A Hybrid Gag Lattice as a Structural Intermediate in HIV-1 Maturation

ABSTRACT

HIV-1 maturation converts the spherical immature Gag lattice into the conical mature capsid required for infectivity, yet the structural route linking these two lattice endpoints remains unclear. Using single-particle cryo-electron microscopy and cryo-electron tomography on reconstituted assemblies and virus-like particles (VLPs), we identify a distinct hybrid lattice in which the capsid protein (CA) N-terminal domain adopts a mature-like conformation, whereas the CA C-terminal domain-SP1 layer remains immature. This architecture is observed in native, enveloped VLPs produced in human cells, demonstrating formation under physiologically relevant conditions. The hybrid lattice engages three myo-inositol hexakisphosphate (IP6) molecules per CA-SP1 hexamer, underscoring IP6-dependent stabilization; accordingly, excess IP6 enriches the hybrid population. Tomographic mapping shows that hybrid regions coexist with the immature lattice within the same particle and are enriched near lattice discontinuities, consistent with edge-localized remodeling that can accommodate conformational rearrangements and partial disassembly and reassembly. Disrupting a hybrid-specific inter-hexamer contact preserves immature lattice assembly and particle release but abrogates infectivity, compromises core integrity, and prevents mature lattice formation, implicating the hybrid architecture as an on-pathway intermediate.
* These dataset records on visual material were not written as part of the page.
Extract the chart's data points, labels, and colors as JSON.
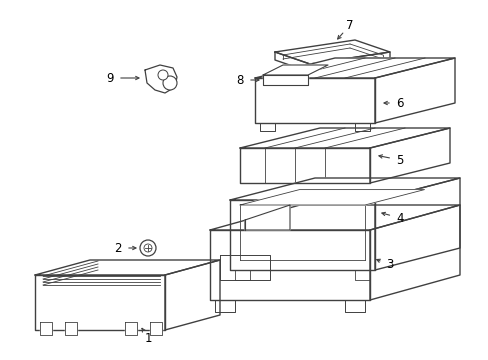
{
  "background_color": "#ffffff",
  "line_color": "#404040",
  "line_width": 1.0,
  "label_color": "#000000",
  "label_fontsize": 8.5,
  "fig_width": 4.89,
  "fig_height": 3.6,
  "dpi": 100
}
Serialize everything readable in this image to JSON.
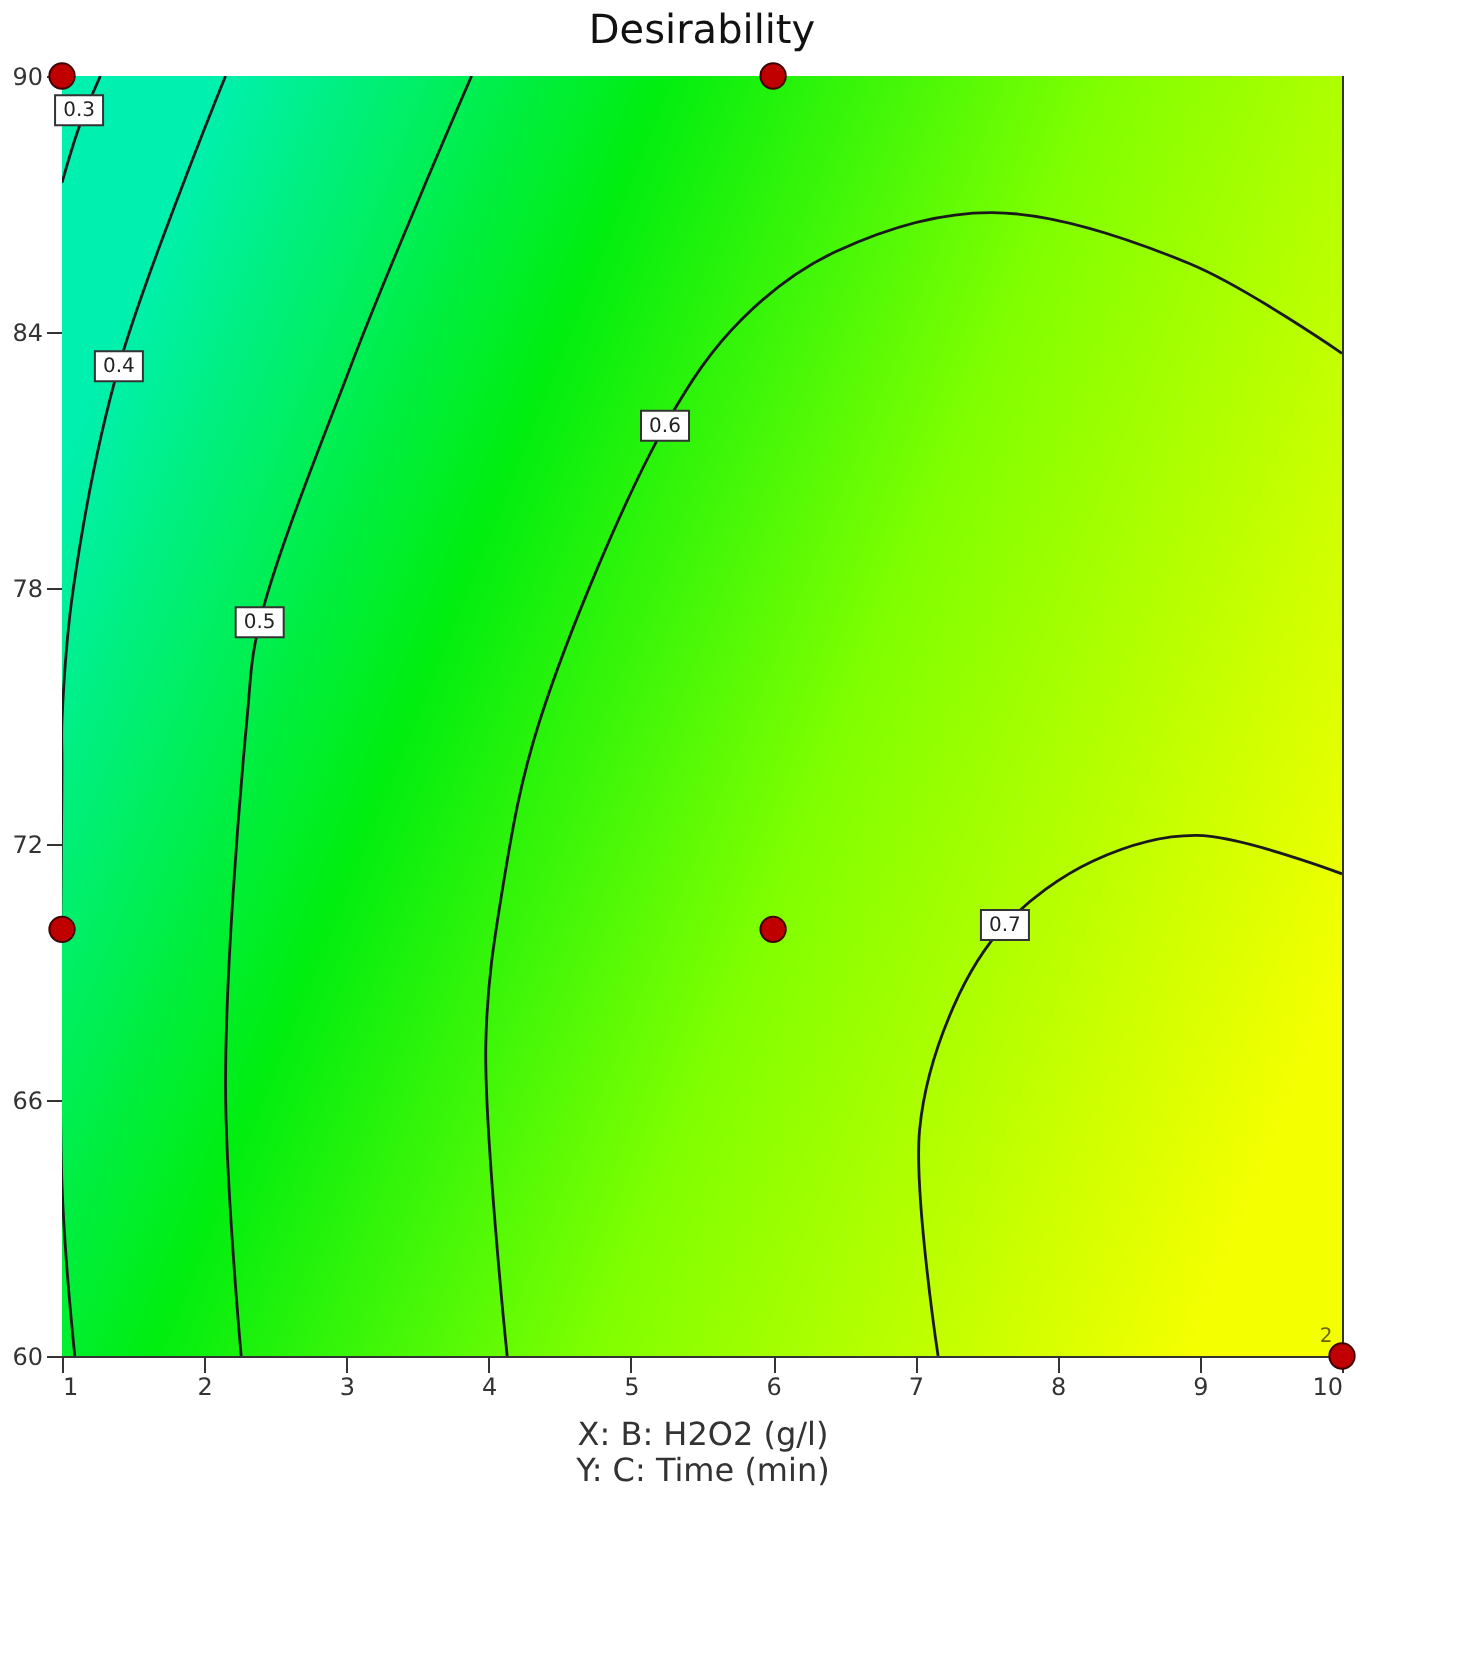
{
  "chart_data": {
    "type": "line",
    "title": "Desirability",
    "xlabel": "X: B: H2O2 (g/l)",
    "xlim": [
      1,
      10
    ],
    "xticks": [
      1,
      2,
      3,
      4,
      5,
      6,
      7,
      8,
      9,
      10
    ],
    "ylim": [
      60,
      90
    ],
    "yticks": [
      60,
      66,
      72,
      78,
      84,
      90
    ],
    "grid": false,
    "series": [
      {
        "color": "#1a1a1a",
        "x": [
          1.27,
          1.12,
          1.0
        ],
        "values": [
          90,
          88.8,
          87.5
        ]
      },
      {
        "color": "#1a1a1a",
        "x": [
          2.15,
          1.4,
          1.08,
          1.0,
          1.0,
          1.0,
          1.09
        ],
        "values": [
          90,
          83.2,
          78,
          74.9,
          73.9,
          64,
          60
        ]
      },
      {
        "color": "#1a1a1a",
        "x": [
          3.88,
          3.52,
          3.03,
          2.39,
          2.3,
          2.15,
          2.26
        ],
        "values": [
          90,
          87.2,
          83.2,
          77.2,
          74.9,
          66.4,
          60
        ]
      },
      {
        "color": "#1a1a1a",
        "x": [
          10,
          8.93,
          7.54,
          6.45,
          5.78,
          5.24,
          4.36,
          4.1,
          3.98,
          4.13
        ],
        "values": [
          83.5,
          85.6,
          86.8,
          85.9,
          84.3,
          81.8,
          74.9,
          71,
          67.3,
          60
        ]
      },
      {
        "color": "#1a1a1a",
        "x": [
          10,
          8.98,
          8.25,
          7.63,
          7.27,
          7.03,
          7.16
        ],
        "values": [
          71.3,
          72.2,
          71.6,
          70.1,
          68.2,
          65.3,
          60
        ]
      },
      {
        "type": "scatter",
        "color": "#c00000",
        "marker": "circle",
        "x": [
          1,
          6,
          1,
          6,
          10
        ],
        "values": [
          90,
          90,
          70,
          70,
          60
        ]
      }
    ],
    "annotations": [
      {
        "text": "0.3",
        "x": 1.12,
        "y": 89.2
      },
      {
        "text": "0.4",
        "x": 1.4,
        "y": 83.2
      },
      {
        "text": "0.5",
        "x": 2.39,
        "y": 77.2
      },
      {
        "text": "0.6",
        "x": 5.24,
        "y": 81.8
      },
      {
        "text": "0.7",
        "x": 7.63,
        "y": 70.1
      },
      {
        "text": "2",
        "x": 10,
        "y": 60
      },
      "Y: C: Time (min)"
    ]
  }
}
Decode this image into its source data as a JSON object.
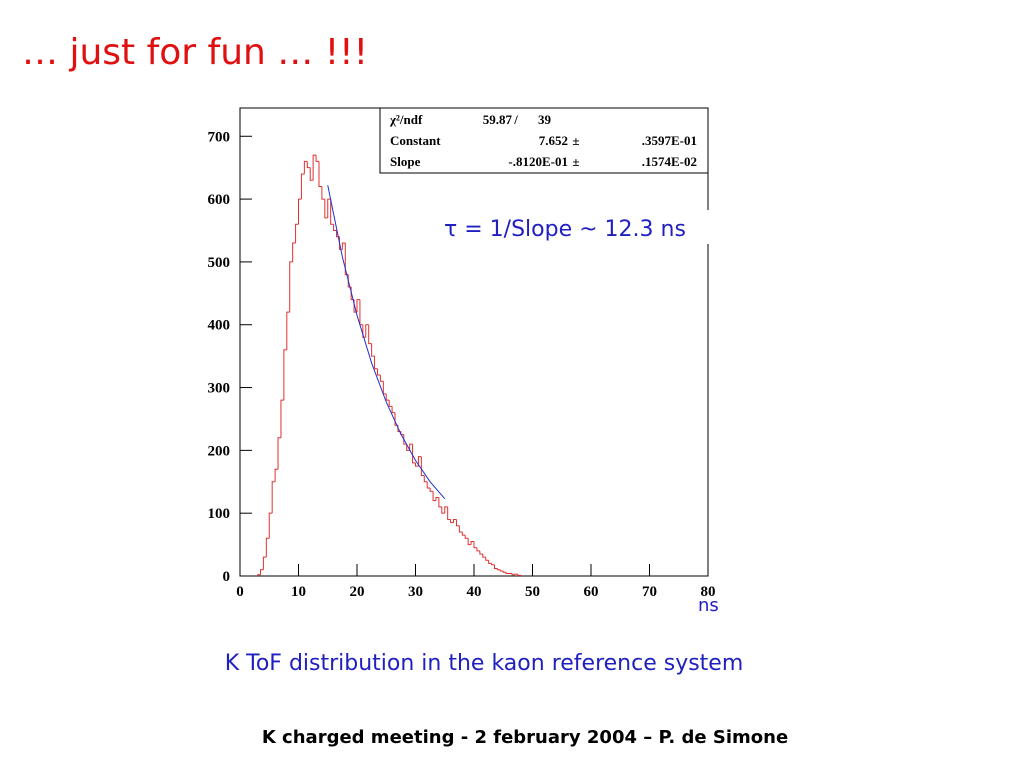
{
  "slide": {
    "title": "… just for fun … !!!",
    "caption": "K ToF distribution in the kaon reference system",
    "footer": "K charged meeting  - 2 february 2004  – P. de Simone"
  },
  "chart_data": {
    "type": "histogram",
    "bins": [
      3.0,
      3.5,
      4.0,
      4.5,
      5.0,
      5.5,
      6.0,
      6.5,
      7.0,
      7.5,
      8.0,
      8.5,
      9.0,
      9.5,
      10.0,
      10.5,
      11.0,
      11.5,
      12.0,
      12.5,
      13.0,
      13.5,
      14.0,
      14.5,
      15.0,
      15.5,
      16.0,
      16.5,
      17.0,
      17.5,
      18.0,
      18.5,
      19.0,
      19.5,
      20.0,
      20.5,
      21.0,
      21.5,
      22.0,
      22.5,
      23.0,
      23.5,
      24.0,
      24.5,
      25.0,
      25.5,
      26.0,
      26.5,
      27.0,
      27.5,
      28.0,
      28.5,
      29.0,
      29.5,
      30.0,
      30.5,
      31.0,
      31.5,
      32.0,
      32.5,
      33.0,
      33.5,
      34.0,
      34.5,
      35.0,
      35.5,
      36.0,
      36.5,
      37.0,
      37.5,
      38.0,
      38.5,
      39.0,
      39.5,
      40.0,
      40.5,
      41.0,
      41.5,
      42.0,
      42.5,
      43.0,
      43.5,
      44.0,
      44.5,
      45.0,
      45.5,
      46.0,
      46.5,
      47.0,
      47.5,
      48.0
    ],
    "counts": [
      2,
      10,
      30,
      60,
      100,
      150,
      170,
      220,
      280,
      360,
      420,
      500,
      530,
      560,
      600,
      640,
      660,
      650,
      630,
      670,
      660,
      620,
      600,
      570,
      600,
      560,
      550,
      540,
      520,
      530,
      480,
      460,
      440,
      420,
      440,
      400,
      380,
      400,
      370,
      350,
      330,
      320,
      310,
      290,
      280,
      270,
      260,
      240,
      230,
      225,
      210,
      200,
      210,
      180,
      175,
      190,
      160,
      150,
      140,
      135,
      120,
      125,
      110,
      100,
      110,
      90,
      85,
      90,
      80,
      70,
      65,
      60,
      50,
      55,
      45,
      40,
      35,
      30,
      25,
      20,
      18,
      12,
      10,
      8,
      6,
      4,
      4,
      2,
      3,
      1
    ],
    "color": "#e03030",
    "fit": {
      "x": [
        15,
        17.5,
        20,
        22.5,
        25,
        27.5,
        30,
        32.5,
        35
      ],
      "values": [
        622,
        508,
        415,
        339,
        277,
        226,
        184,
        150,
        123
      ],
      "color": "#2030d0"
    },
    "xlim": [
      0,
      80
    ],
    "xticks": [
      0,
      10,
      20,
      30,
      40,
      50,
      60,
      70,
      80
    ],
    "ylim": [
      0,
      745
    ],
    "yticks": [
      0,
      100,
      200,
      300,
      400,
      500,
      600,
      700
    ],
    "x_label": "ns",
    "annotation": "τ =  1/Slope  ~  12.3 ns",
    "stats_box": [
      [
        "χ²/ndf",
        "59.87",
        "/",
        "39"
      ],
      [
        "Constant",
        "7.652",
        "±",
        ".3597E-01"
      ],
      [
        "Slope",
        "-.8120E-01",
        "±",
        ".1574E-02"
      ]
    ]
  }
}
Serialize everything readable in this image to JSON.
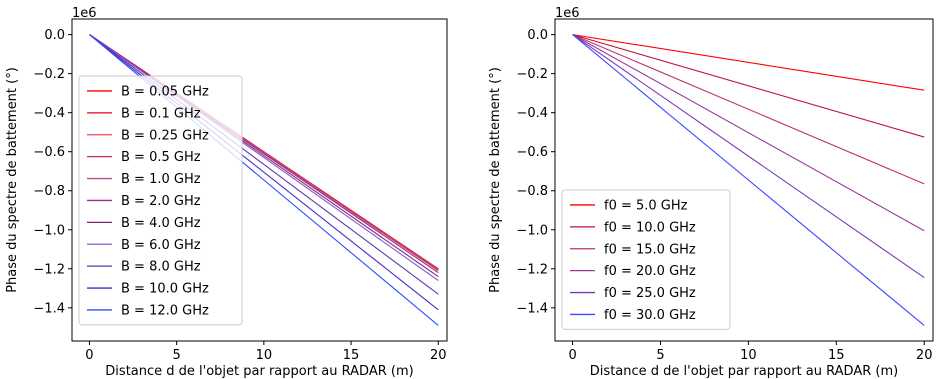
{
  "chart_data": [
    {
      "type": "line",
      "title": "",
      "offset_label": "1e6",
      "xlabel": "Distance d de l'objet par rapport au RADAR (m)",
      "ylabel": "Phase du spectre de battement (°)",
      "xlim": [
        -1,
        20.5
      ],
      "ylim": [
        -1.57,
        0.08
      ],
      "xticks": [
        0,
        5,
        10,
        15,
        20
      ],
      "xtick_labels": [
        "0",
        "5",
        "10",
        "15",
        "20"
      ],
      "yticks": [
        0.0,
        -0.2,
        -0.4,
        -0.6,
        -0.8,
        -1.0,
        -1.2,
        -1.4
      ],
      "ytick_labels": [
        "0.0",
        "−0.2",
        "−0.4",
        "−0.6",
        "−0.8",
        "−1.0",
        "−1.2",
        "−1.4"
      ],
      "grid": false,
      "legend_position": "lower-left",
      "x": [
        0,
        20
      ],
      "series": [
        {
          "name": "B = 0.05 GHz",
          "color": "#ff0000",
          "values": [
            0,
            -1.2005
          ]
        },
        {
          "name": "B = 0.1 GHz",
          "color": "#e8001e",
          "values": [
            0,
            -1.201
          ]
        },
        {
          "name": "B = 0.25 GHz",
          "color": "#e8475f",
          "values": [
            0,
            -1.2025
          ]
        },
        {
          "name": "B = 0.5 GHz",
          "color": "#c0304f",
          "values": [
            0,
            -1.205
          ]
        },
        {
          "name": "B = 1.0 GHz",
          "color": "#c04a8a",
          "values": [
            0,
            -1.21
          ]
        },
        {
          "name": "B = 2.0 GHz",
          "color": "#9b2a8a",
          "values": [
            0,
            -1.22
          ]
        },
        {
          "name": "B = 4.0 GHz",
          "color": "#7a2a7a",
          "values": [
            0,
            -1.24
          ]
        },
        {
          "name": "B = 6.0 GHz",
          "color": "#8a5ad0",
          "values": [
            0,
            -1.26
          ]
        },
        {
          "name": "B = 8.0 GHz",
          "color": "#5a3ab0",
          "values": [
            0,
            -1.33
          ]
        },
        {
          "name": "B = 10.0 GHz",
          "color": "#4a2ac8",
          "values": [
            0,
            -1.41
          ]
        },
        {
          "name": "B = 12.0 GHz",
          "color": "#3050ff",
          "values": [
            0,
            -1.49
          ]
        }
      ]
    },
    {
      "type": "line",
      "title": "",
      "offset_label": "1e6",
      "xlabel": "Distance d de l'objet par rapport au RADAR (m)",
      "ylabel": "Phase du spectre de battement (°)",
      "xlim": [
        -1,
        20.5
      ],
      "ylim": [
        -1.57,
        0.08
      ],
      "xticks": [
        0,
        5,
        10,
        15,
        20
      ],
      "xtick_labels": [
        "0",
        "5",
        "10",
        "15",
        "20"
      ],
      "yticks": [
        0.0,
        -0.2,
        -0.4,
        -0.6,
        -0.8,
        -1.0,
        -1.2,
        -1.4
      ],
      "ytick_labels": [
        "0.0",
        "−0.2",
        "−0.4",
        "−0.6",
        "−0.8",
        "−1.0",
        "−1.2",
        "−1.4"
      ],
      "grid": false,
      "legend_position": "lower-left",
      "x": [
        0,
        20
      ],
      "series": [
        {
          "name": "f0 = 5.0 GHz",
          "color": "#ff0000",
          "values": [
            0,
            -0.285
          ]
        },
        {
          "name": "f0 = 10.0 GHz",
          "color": "#c01040",
          "values": [
            0,
            -0.525
          ]
        },
        {
          "name": "f0 = 15.0 GHz",
          "color": "#c03070",
          "values": [
            0,
            -0.765
          ]
        },
        {
          "name": "f0 = 20.0 GHz",
          "color": "#9a3a9a",
          "values": [
            0,
            -1.005
          ]
        },
        {
          "name": "f0 = 25.0 GHz",
          "color": "#7a3ab5",
          "values": [
            0,
            -1.245
          ]
        },
        {
          "name": "f0 = 30.0 GHz",
          "color": "#3a4aff",
          "values": [
            0,
            -1.49
          ]
        }
      ]
    }
  ]
}
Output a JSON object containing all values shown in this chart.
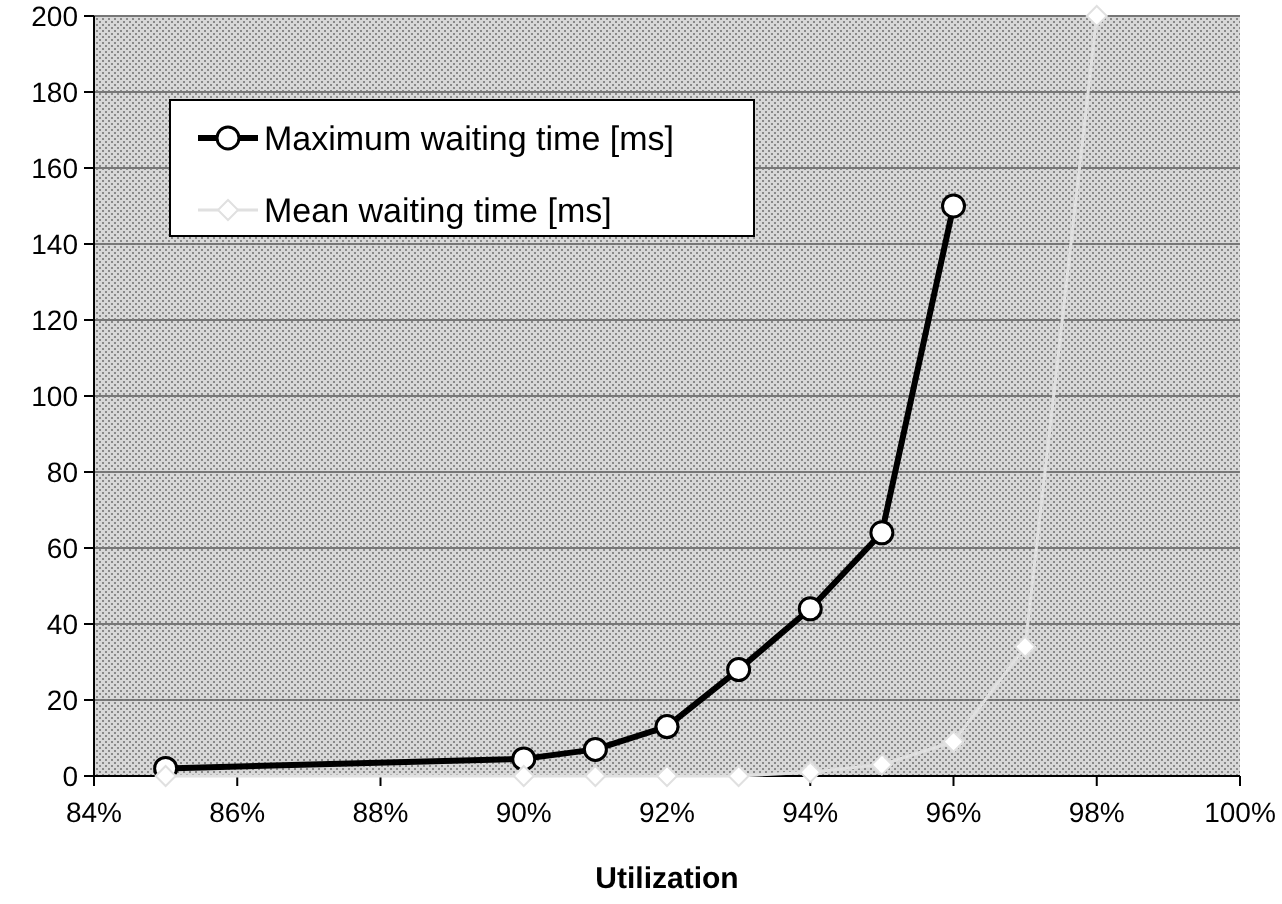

Molecular dynamics simulations further support coordinated rearrangements that bias the system away from the immature configuration toward hybrid and then mature organizations. Together, these results support a maturation model in which localized displacive remodeling and partial disassembly/reassembly act in concert, with IP6 tuning the balance among lattice states. This study provides new insight into HIV-1 maturation and identifies the hybrid lattice as a potential therapeutic target.